Envelhescência


Parei ao largo da estrada e registrei o odômetro de meu bravo Pálio, anunciando que faltam 11.000 km para 300.000.
Carro experiente, cheio de memórias, testemunha de minha saga nesse tempo que juntos aqui estamos.
E lá se vão quase 17 anos que somos amigos.
Crio ele como um animal de estimação. Todo final de semana levo-lhe para passear.
Já o dei por uns tempos para minha filha, para ajudar-lhe quando ela cursava doutorado em psicologia na UFRN.
Depois, em cima de uma carreta, veio novamente para casa.
Quanta aventuras vivemos!
Quantas lágrimas verti em seus surrados estofamentos, com saudades de meus filhos e pais. E de mais um monte de gente amada que deixei na minha cidade natal, quando para aqui migrei em 1999.
Quantas idas à Londrina, 1.100 km, sem nunca me deixar na mão.
E aquele susto que ele me deu, quando quebrou a correia dentada, logo em cima do viaduto da entrada de Taguatinga, pela EPTG, quando nela passava indo ministarr aulas na UniCerto, na Sandu Norte.
Passamos juntos 12 anos, depois comprei um outro, é que eu precisava de ar-condicionado quando tive alta de uns trecos que tive do coração.
Eu e meu Pálio passamos muita coisa juntos. Ele carregou muito saco de cimento, cerâmica e placas de grama.
Nesses 17 anos, já lhe pintei novamente, já recondicionei o motor, suspensão, e estofamentos. Tá zero, e até rádio tem.
Mas, o que mais gosto, é das memórias olfativa a que ele me remete.
Alguém pode olhar para ele e achar velho. Eu acho ele um teen.
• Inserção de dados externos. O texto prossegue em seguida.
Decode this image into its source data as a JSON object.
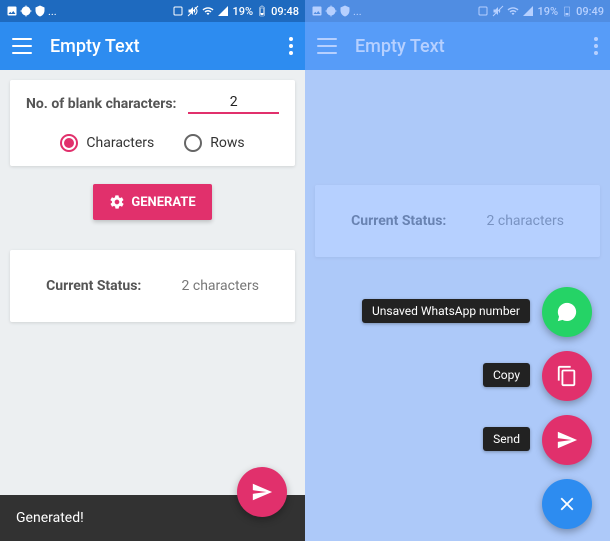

Motor zerado, lataria, suspensão, estofamento, pneus novos e até rádio.
Creio que envelhescência pode ser assim. Uma época em que renovamos nossos sonhos, objetivos, propósitos e aprofundamos nosso autoconhecimento, ficando cada vez mais crianças ou jovem, do ponto de vista espiritual.
Renovamos o motor, a lataria, a suspensão, pneus e estofados do ser.
Hoje me levei para ver o pôr do sol, de um lugar diferente, do mirante do Jardim Botânico. Uns 14 km daqui de casa.
Voltei renovado no motor do coração, aquele encontro do sol, com o abismo do lado de lá, é espiritual. É prece.
Hoje renovei a lataria, ao parar o carro para fotografar um casal de borboletas namorando, que plainavam à minha frente. Quando contemplamos o belo, ao nosso redor, ele tem o poder de voltar e nos embelezar, desde que seja olhado sem inveja, e sim com admiração. Renovei a lataria ao enviar o vídeo do por do sol para uma amiga querida, retribuindo o que ela fez pra mim da Tavianni, que amo, e que não pude ir.
Voltei renovado da suspensão, ao fazer uma self com dona Odete e Dona Olga, feirantes queridas. Na ginástica que fizemos, entre sorrisos de quem não está acostumado, melhorou nossa suspensão, a da flexibilidade daquelas: "não estou nem aí para o que estejam pensando de nossa efusiva expressão".
Hoje dona Odete preparou um cuscuz especial, com ovo e o molho de camarão que ela usa no Acarajé.
Disse que era para ficar mais gostoso pra mim.
Comer cuscuz, com ovo e camarão rejuvenesce os pneus.
Hoje, ensinei meu irmão a colocar a lente na máquina, e troquei o sal do bacalhau que farei amanhã, dei comida para o JG, marcamos data dos seus 7 anos... pronto estofado novo!